During the weeks leading up to Thanksgiving and Christmas, Washington Gov. Jay Inslee set new restrictions on restaurants, stores and other businesses. People from different households could only gather inside if they had quarantined for 14 days or tested negative and quarantined for one week.

And in Washington, D.C., Mayor Muriel Bowser tightened restrictions and limited outdoor gatherings to 25 people and indoor gatherings to 10.
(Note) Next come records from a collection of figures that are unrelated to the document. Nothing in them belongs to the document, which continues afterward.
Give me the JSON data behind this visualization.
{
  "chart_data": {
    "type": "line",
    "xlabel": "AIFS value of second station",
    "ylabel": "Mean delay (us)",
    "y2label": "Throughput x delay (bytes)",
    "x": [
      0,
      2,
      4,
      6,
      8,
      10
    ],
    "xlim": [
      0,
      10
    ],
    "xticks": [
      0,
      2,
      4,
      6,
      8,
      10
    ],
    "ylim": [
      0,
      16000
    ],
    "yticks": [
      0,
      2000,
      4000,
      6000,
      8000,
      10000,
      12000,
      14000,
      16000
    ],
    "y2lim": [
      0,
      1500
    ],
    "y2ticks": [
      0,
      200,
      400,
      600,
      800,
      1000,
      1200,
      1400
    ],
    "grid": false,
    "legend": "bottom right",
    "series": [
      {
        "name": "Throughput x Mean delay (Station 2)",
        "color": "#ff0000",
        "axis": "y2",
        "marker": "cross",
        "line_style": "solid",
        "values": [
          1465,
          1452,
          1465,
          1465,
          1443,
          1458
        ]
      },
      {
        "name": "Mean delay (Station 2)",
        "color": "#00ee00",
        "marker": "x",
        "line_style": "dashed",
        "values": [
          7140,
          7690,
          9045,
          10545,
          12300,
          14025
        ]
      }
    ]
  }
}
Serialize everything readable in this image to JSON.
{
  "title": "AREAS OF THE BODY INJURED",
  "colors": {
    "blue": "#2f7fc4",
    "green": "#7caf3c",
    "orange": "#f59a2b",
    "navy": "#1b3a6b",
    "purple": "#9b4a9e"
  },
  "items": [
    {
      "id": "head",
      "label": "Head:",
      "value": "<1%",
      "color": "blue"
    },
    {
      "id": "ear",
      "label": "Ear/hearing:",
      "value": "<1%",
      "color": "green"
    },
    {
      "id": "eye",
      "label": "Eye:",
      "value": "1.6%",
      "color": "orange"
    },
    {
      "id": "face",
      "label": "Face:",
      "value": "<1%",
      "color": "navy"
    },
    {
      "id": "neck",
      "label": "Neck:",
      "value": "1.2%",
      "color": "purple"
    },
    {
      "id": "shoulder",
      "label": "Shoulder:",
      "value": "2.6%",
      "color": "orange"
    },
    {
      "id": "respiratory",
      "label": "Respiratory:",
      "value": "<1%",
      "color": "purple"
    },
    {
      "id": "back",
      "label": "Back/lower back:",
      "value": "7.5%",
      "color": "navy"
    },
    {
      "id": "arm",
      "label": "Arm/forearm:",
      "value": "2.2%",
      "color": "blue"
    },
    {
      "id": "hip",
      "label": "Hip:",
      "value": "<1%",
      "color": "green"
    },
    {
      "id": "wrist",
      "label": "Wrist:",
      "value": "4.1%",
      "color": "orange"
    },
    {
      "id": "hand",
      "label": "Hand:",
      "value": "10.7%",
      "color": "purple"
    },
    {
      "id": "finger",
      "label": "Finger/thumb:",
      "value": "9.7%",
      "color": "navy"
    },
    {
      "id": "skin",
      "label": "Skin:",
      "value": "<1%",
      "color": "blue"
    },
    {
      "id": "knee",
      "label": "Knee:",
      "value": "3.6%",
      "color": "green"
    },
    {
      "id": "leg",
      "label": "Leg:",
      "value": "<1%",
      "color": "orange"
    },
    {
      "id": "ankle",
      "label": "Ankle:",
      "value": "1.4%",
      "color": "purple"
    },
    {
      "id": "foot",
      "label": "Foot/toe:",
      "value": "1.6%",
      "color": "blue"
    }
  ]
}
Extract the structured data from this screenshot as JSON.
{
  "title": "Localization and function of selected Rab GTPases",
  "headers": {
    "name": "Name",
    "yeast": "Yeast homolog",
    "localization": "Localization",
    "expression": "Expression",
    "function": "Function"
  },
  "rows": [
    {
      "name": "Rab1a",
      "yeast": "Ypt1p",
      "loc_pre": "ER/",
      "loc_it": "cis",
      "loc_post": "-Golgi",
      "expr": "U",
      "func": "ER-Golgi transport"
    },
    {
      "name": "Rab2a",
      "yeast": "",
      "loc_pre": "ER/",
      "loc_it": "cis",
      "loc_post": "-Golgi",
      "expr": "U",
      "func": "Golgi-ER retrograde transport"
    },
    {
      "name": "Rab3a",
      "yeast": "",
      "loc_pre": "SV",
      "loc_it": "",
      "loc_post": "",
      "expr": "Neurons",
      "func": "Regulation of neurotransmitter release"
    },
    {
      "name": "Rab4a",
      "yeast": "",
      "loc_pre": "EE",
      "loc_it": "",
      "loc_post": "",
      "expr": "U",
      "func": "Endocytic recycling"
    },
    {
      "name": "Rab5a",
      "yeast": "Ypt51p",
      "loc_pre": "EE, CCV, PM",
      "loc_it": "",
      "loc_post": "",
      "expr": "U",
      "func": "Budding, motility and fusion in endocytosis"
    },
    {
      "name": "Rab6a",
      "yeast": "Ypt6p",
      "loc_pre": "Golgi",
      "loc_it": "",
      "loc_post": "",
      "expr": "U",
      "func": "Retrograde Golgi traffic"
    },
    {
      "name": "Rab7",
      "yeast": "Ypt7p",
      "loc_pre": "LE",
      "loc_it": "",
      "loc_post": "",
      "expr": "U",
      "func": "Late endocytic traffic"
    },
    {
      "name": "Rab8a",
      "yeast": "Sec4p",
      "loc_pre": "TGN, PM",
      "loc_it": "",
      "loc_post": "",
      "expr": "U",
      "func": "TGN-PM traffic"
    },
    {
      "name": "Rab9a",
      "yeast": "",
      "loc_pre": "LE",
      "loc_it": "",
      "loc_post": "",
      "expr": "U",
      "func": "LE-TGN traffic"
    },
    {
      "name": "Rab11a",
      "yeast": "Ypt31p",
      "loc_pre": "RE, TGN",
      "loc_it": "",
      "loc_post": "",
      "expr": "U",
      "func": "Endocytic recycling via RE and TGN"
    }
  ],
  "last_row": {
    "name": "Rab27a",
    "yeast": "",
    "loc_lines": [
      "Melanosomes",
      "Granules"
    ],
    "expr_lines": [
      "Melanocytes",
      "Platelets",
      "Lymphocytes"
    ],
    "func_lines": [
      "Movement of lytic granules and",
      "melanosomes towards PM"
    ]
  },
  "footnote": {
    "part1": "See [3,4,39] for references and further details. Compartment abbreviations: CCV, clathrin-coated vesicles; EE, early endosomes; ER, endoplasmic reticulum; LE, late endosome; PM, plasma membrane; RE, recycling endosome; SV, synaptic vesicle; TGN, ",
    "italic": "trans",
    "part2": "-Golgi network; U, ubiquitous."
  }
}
The restrictions also came as most states were experiencing an increase in positive cases and expected more cases if people gathered during the holidays. Since January, the U.S. has been on an almost-linear decrease of new daily cases, with a slight increase between March 19 and April 8, according to CDC data.

Our rating: Missing context

We rate the claim that Biden might cancel all Fourth of July celebrations if Americans don't get a coronavirus vaccine MISSING CONTEXT, due to the lack of specific, official statements on this point. Biden hasn't explicitly said people's July Fourth celebrations will be canceled if they don't get vaccinated, but he has encouraged Americans to get the vaccine and to keep using masks until the number of coronavirus-positive cases goes down. Decisions on how to limit certain celebrations or actions have been made throughout the pandemic at the state and local level, not the federal level.